Where Masters Live

The Desert of Arizona
Sunny 67 Degrees

RE: Where masters live

I still remember one of the first times I ever sat down at the pipe organ to practice. I was in a small Lutheran church in Akron PA.

If you’ve never tried it, playing the pipe organ is a bit like learning how to rub your head, pat your belly, sing a song out loud and jump up and down all at the same time. Oh, and if you’re playing during a church service, you might have someone talking to you at the same time.

It takes a little bit of work to get everything moving in the right direction. So basically, at the beginning, you are really, REALLY bad… for quite some time.

But slowly, ever so slowly, your brain begins to figure it out. First, you figure out how to actually hit the right pedals with your feet. Left, left, right, left, and so on. Then, by some miracle I haven’t yet explained, you develop the ability for your hands to do one thing while your feet are doing something else.

And so it goes… for years.

This is the path to mastery. The funny thing is that it doesn’t feel a whole lot different on day one than it does on some day 15 years into the future. You still just get up and do what you do. You’re always at YOUR leading edge, which means you never “arrive.”

Walk long enough on the road to mastery and people will start calling you an expert, maybe even a genius. But it probably won’t feel any different to you. Because you’ll still be on the border between what you can do and what you can’t do.

This is where Masters live… on that very line. There’s nowhere else to be really. Every day can feel like the first day, even though you might be far down the road from where you started.

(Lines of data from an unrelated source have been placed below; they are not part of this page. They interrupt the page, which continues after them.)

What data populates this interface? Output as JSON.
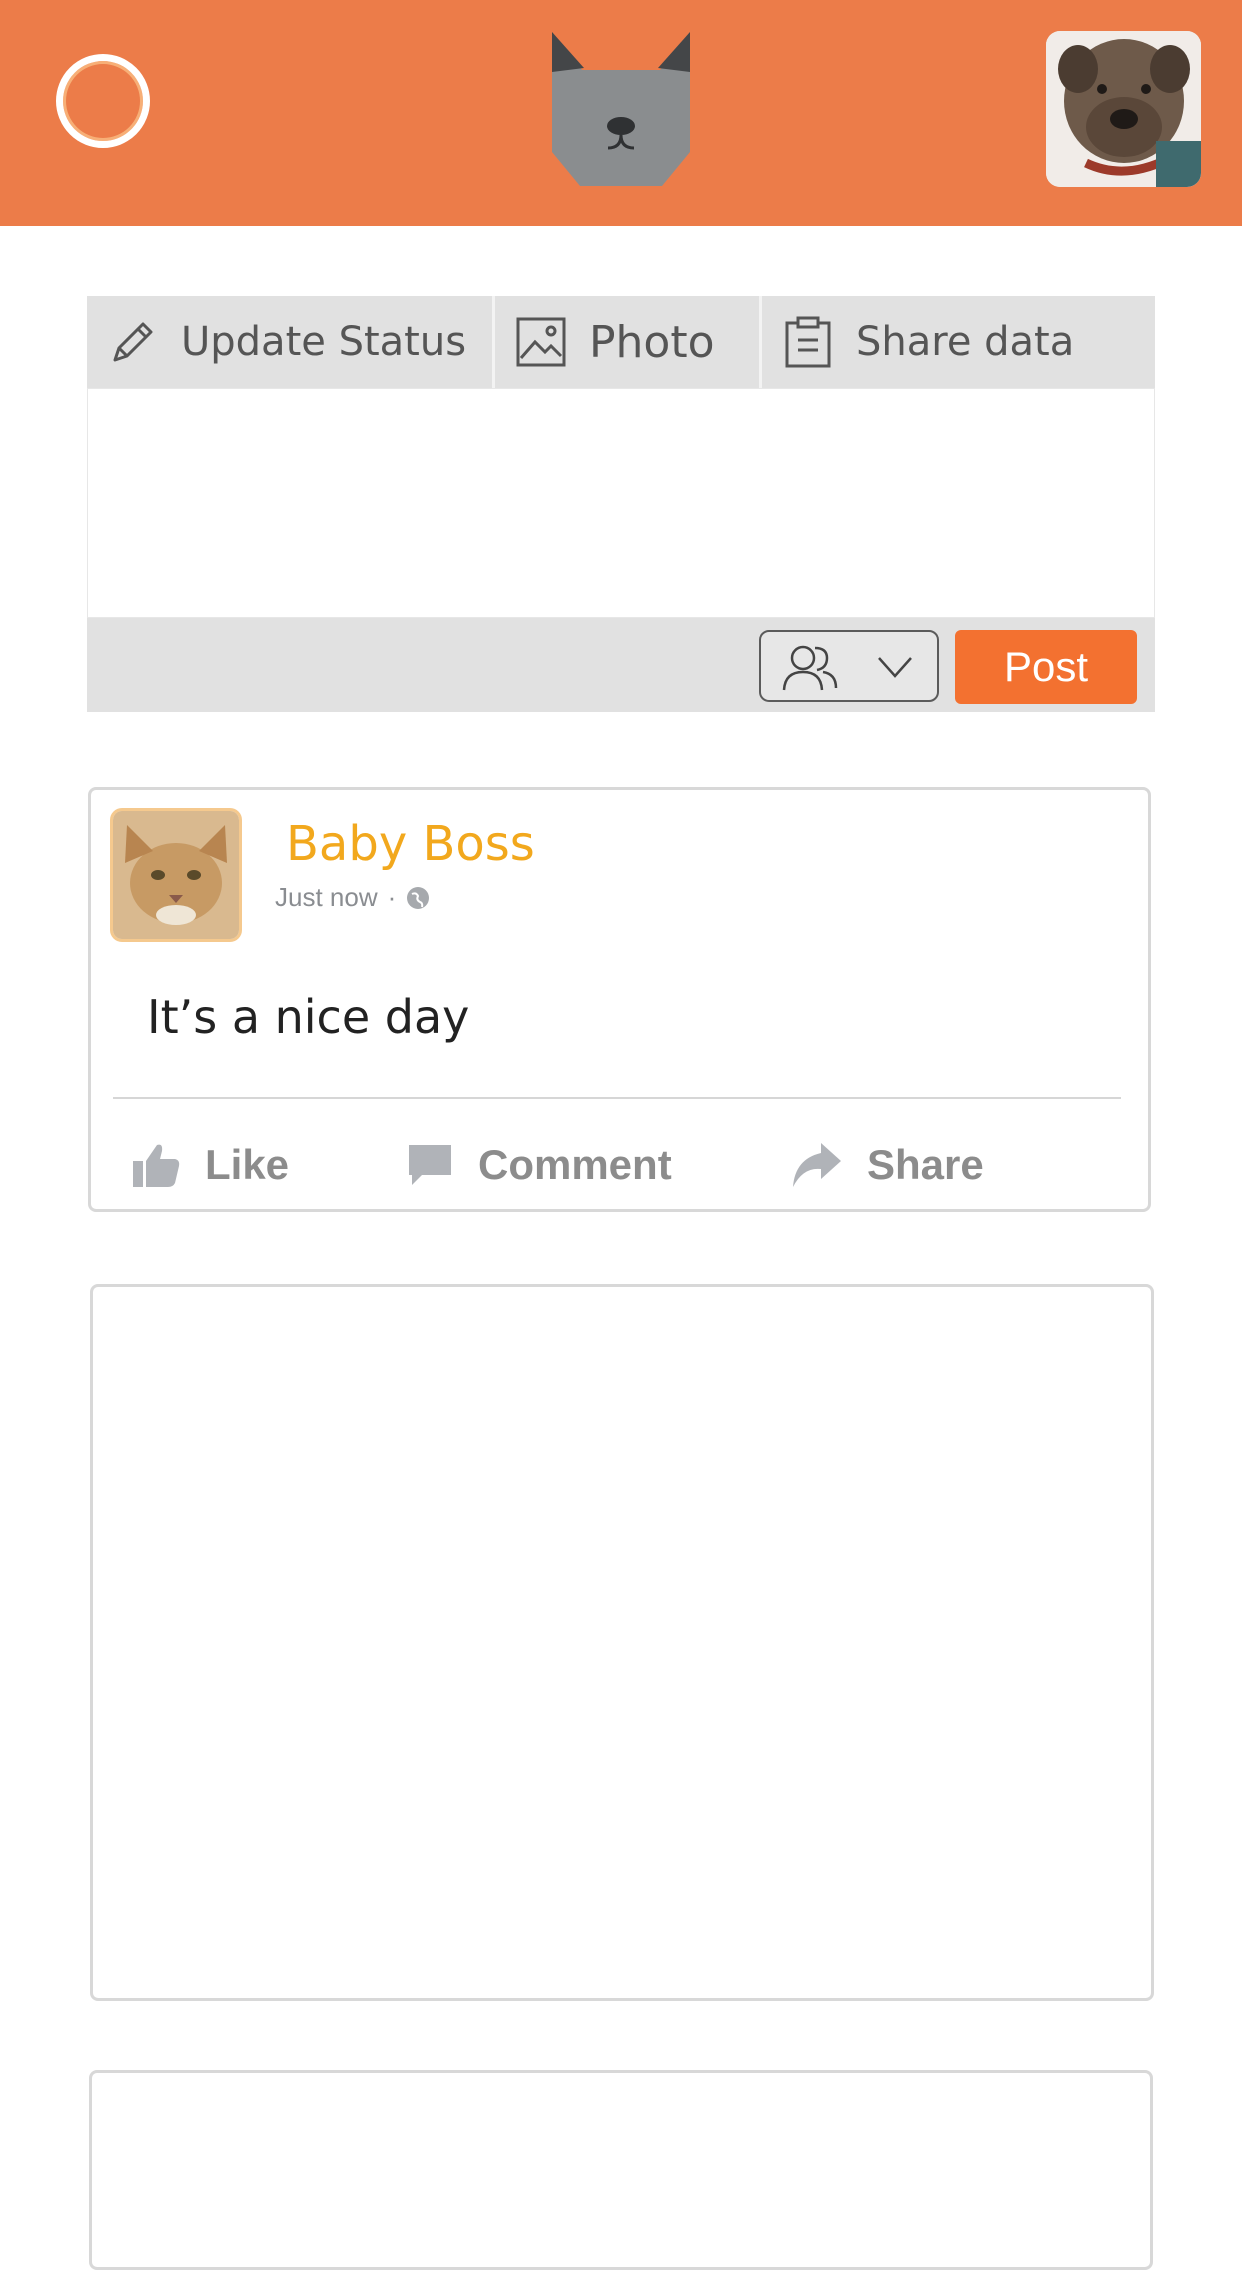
{
  "header": {
    "menu_icon": "ring-icon",
    "logo_icon": "cat-face-icon",
    "profile_avatar": "dog-avatar"
  },
  "composer": {
    "tabs": [
      {
        "label": "Update Status",
        "icon": "pencil-icon"
      },
      {
        "label": "Photo",
        "icon": "image-icon"
      },
      {
        "label": "Share data",
        "icon": "clipboard-icon"
      }
    ],
    "audience_icon": "people-icon",
    "post_label": "Post"
  },
  "post": {
    "author": "Baby Boss",
    "time": "Just now",
    "privacy_icon": "globe-icon",
    "text": "It’s a nice day",
    "actions": {
      "like": "Like",
      "comment": "Comment",
      "share": "Share"
    }
  },
  "colors": {
    "header_bg": "#ec7c49",
    "post_button": "#f37130",
    "author_name": "#f2a81d",
    "tab_bg": "#e1e1e1",
    "action_text": "#8c8c8c"
  }
}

The question isn’t, “Are you cut out to do this?” Of course you are. Anyone can hop on the road and start walking. The real question is, “Do you want to do this?”

Do you want to wake up and always be working towards the next level?

If you don’t make a conscious decision to be OK with never “getting there,” it might drive you nuts. The world drills into your brain that there is in fact somewhere to get. But it’s a big lie. A lie to keep you needy and easy to control.

But if you develop the ability to accept this fact that there’s nowhere to go, you’ll find yourself forgetting about that big goal you were trying to reach. Or those dreams that have you living in the future and completely missing out on the actual life that’s happening right in front of your face.

When you rediscover your ability to be present, you’ll look up each day at the world around you and be grateful for the time you get to enjoy the beauty.